Declining newspaper sales will lead to a shortage of toilet paper according to Seventh Generation, a marketer of green consumer products. "The decline of print newspapers and magazines is a source of concern for journalists, but it also has an impact on the worldwide paper market", says Martin Wolf, a director of the company. "After coming to depend on readers to dutifully recycle their old periodicals, paper manufacturers are now finding that supplies of high-quality paper for recycling are becoming scarce."
Blame is placed on the rise in the use of iPhones, BackBerrys and, of course iPads, for the decline in the printed word and this is a rising trend that will eventually lead to shortages and, presumably inflation in the price of lavatory paper. Never spend a penny when a pound will do, as goes the old saying.

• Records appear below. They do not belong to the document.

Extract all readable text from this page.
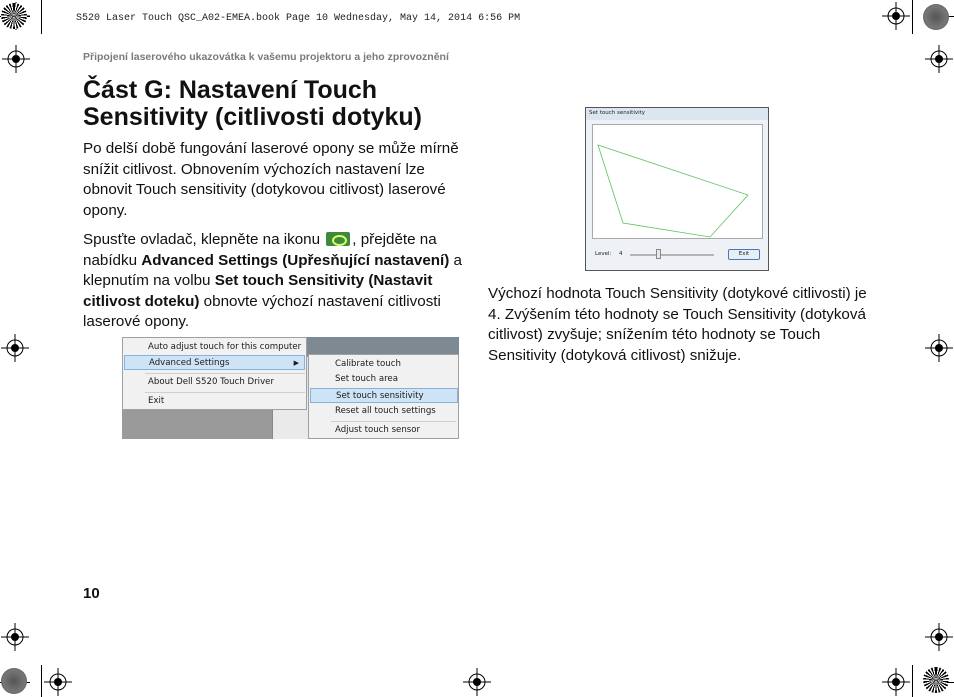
S520 Laser Touch QSC_A02-EMEA.book Page 10 Wednesday, May 14, 2014 6:56 PM
Připojení laserového ukazovátka k vašemu projektoru a jeho zprovoznění
Část G: Nastavení Touch Sensitivity (citlivosti dotyku)

Po delší době fungování laserové opony se může mírně snížit citlivost. Obnovením výchozích nastavení lze obnovit Touch sensitivity (dotykovou citlivost) laserové opony.

Spusťte ovladač, klepněte na ikonu , přejděte na nabídku Advanced Settings (Upřesňující nastavení) a klepnutím na volbu Set touch Sensitivity (Nastavit citlivost doteku) obnovte výchozí nastavení citlivosti laserové opony.

Auto adjust touch for this computer
Advanced Settings	▶
About Dell S520 Touch Driver
Exit
Calibrate touch
Set touch area
Set touch sensitivity
Reset all touch settings
Adjust touch sensor
Set touch sensitivity
Level: 4	Exit

Výchozí hodnota Touch Sensitivity (dotykové citlivosti) je 4. Zvýšením této hodnoty se Touch Sensitivity (dotyková citlivost) zvyšuje; snížením této hodnoty se Touch Sensitivity (dotyková citlivost) snižuje.

10
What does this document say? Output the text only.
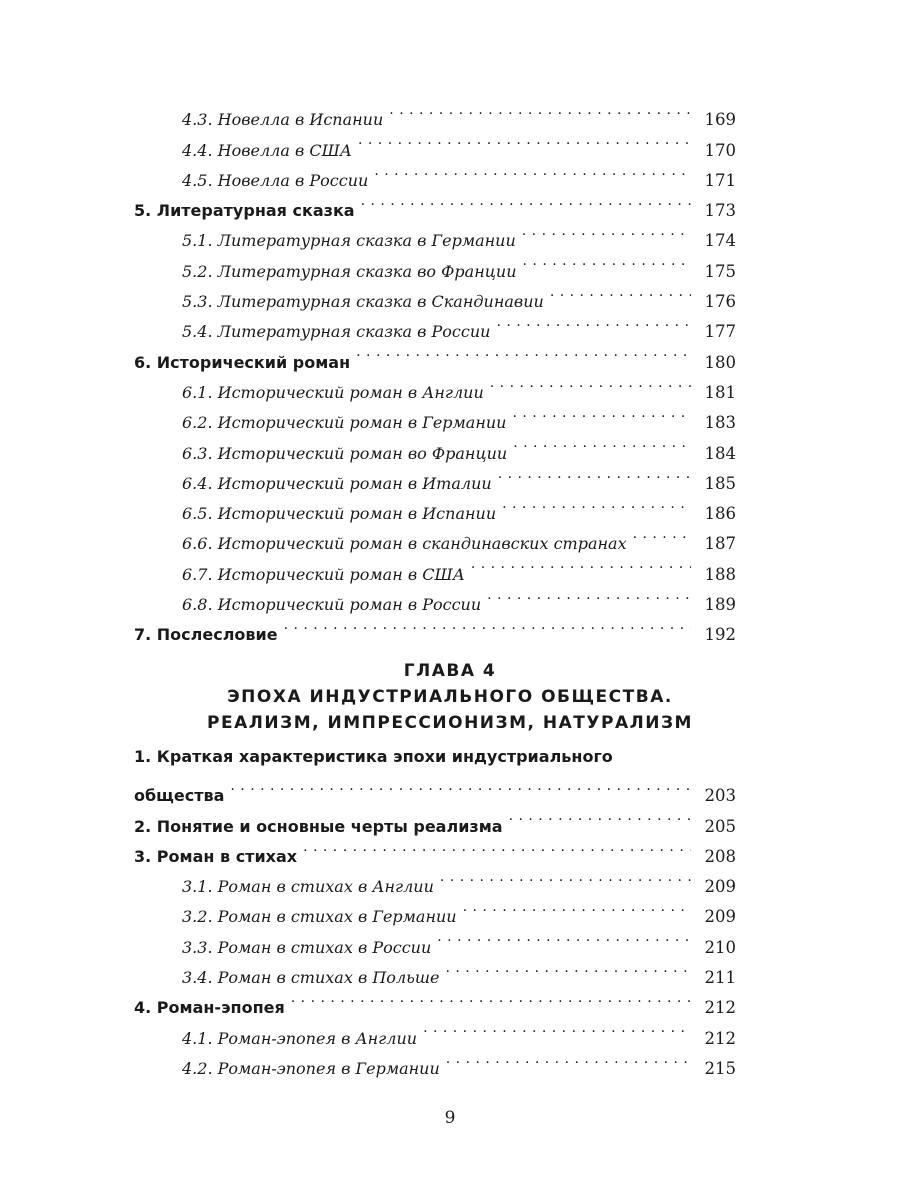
4.3. Новелла в Испании . . .	169
4.4. Новелла в США . . .	170
4.5. Новелла в России . . .	171
5. Литературная сказка . . .	173
5.1. Литературная сказка в Германии . . .	174
5.2. Литературная сказка во Франции . . .	175
5.3. Литературная сказка в Скандинавии . . .	176
5.4. Литературная сказка в России . . .	177
6. Исторический роман . . .	180
6.1. Исторический роман в Англии . . .	181
6.2. Исторический роман в Германии . . .	183
6.3. Исторический роман во Франции . . .	184
6.4. Исторический роман в Италии . . .	185
6.5. Исторический роман в Испании . . .	186
6.6. Исторический роман в скандинавских странах . . .	187
6.7. Исторический роман в США . . .	188
6.8. Исторический роман в России . . .	189
7. Послесловие . . .	192
ГЛАВА 4
ЭПОХА ИНДУСТРИАЛЬНОГО ОБЩЕСТВА.
РЕАЛИЗМ, ИМПРЕССИОНИЗМ, НАТУРАЛИЗМ
1. Краткая характеристика эпохи индустриального
общества . . .	203
2. Понятие и основные черты реализма . . .	205
3. Роман в стихах . . .	208
3.1. Роман в стихах в Англии . . .	209
3.2. Роман в стихах в Германии . . .	209
3.3. Роман в стихах в России . . .	210
3.4. Роман в стихах в Польше . . .	211
4. Роман-эпопея . . .	212
4.1. Роман-эпопея в Англии . . .	212
4.2. Роман-эпопея в Германии . . .	215
9
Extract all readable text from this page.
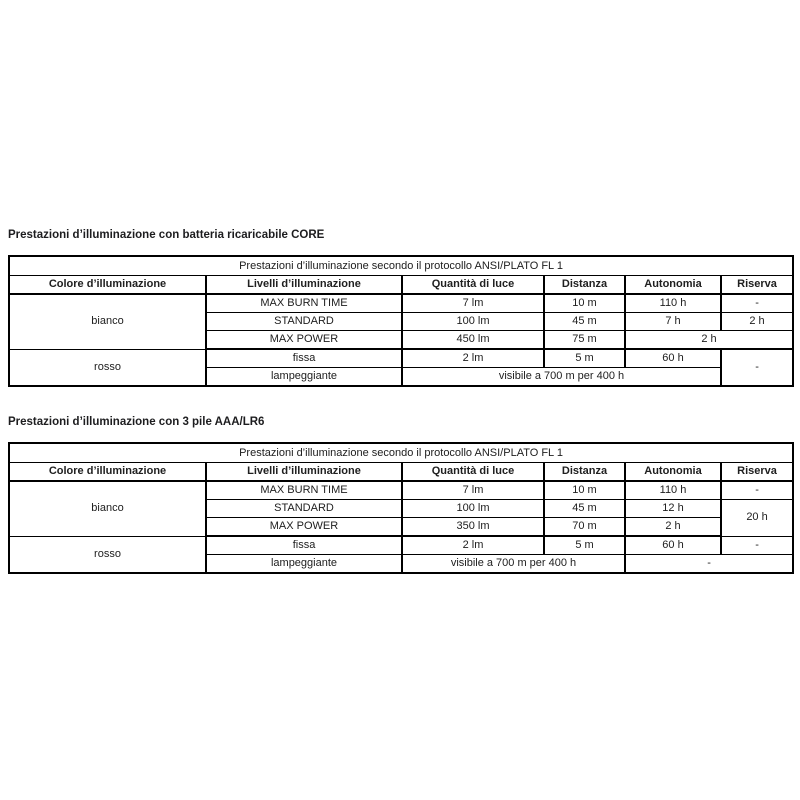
Prestazioni d’illuminazione con batteria ricaricabile CORE
Prestazioni d’illuminazione secondo il protocollo ANSI/PLATO FL 1					
Colore d’illuminazione	Livelli d’illuminazione	Quantità di luce	Distanza	Autonomia	Riserva
bianco	MAX BURN TIME	7 lm	10 m	110 h	-
	STANDARD	100 lm	45 m	7 h	2 h
	MAX POWER	450 lm	75 m	2 h	
rosso	fissa	2 lm	5 m	60 h	-
	lampeggiante	visibile a 700 m per 400 h			
Prestazioni d’illuminazione con 3 pile AAA/LR6
Prestazioni d’illuminazione secondo il protocollo ANSI/PLATO FL 1					
Colore d’illuminazione	Livelli d’illuminazione	Quantità di luce	Distanza	Autonomia	Riserva
bianco	MAX BURN TIME	7 lm	10 m	110 h	-
	STANDARD	100 lm	45 m	12 h	20 h
	MAX POWER	350 lm	70 m	2 h	
rosso	fissa	2 lm	5 m	60 h	-
	lampeggiante	visibile a 700 m per 400 h		-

Perhaps the holy grail of the paperless office, now more than ever likely, will help redress the balance by reducing the amount of printer paper we need to buy. But the decline of the newspaper as we know it is a serious matter. I know many people who now rely entirely on electronic media for their news and, despite all the old Luddites out there, the move from print to screen is unstoppable. Electronic book readers are a minority interest at the moment; next year they will be huge. And within ten years, I believe, the traditional newspaper will be dead. If Mr. Wolf is to be believed, we'll also need an electronic paperless device in the smallest room. This is something for an inventive man like Sir Clive Sinclair, I think.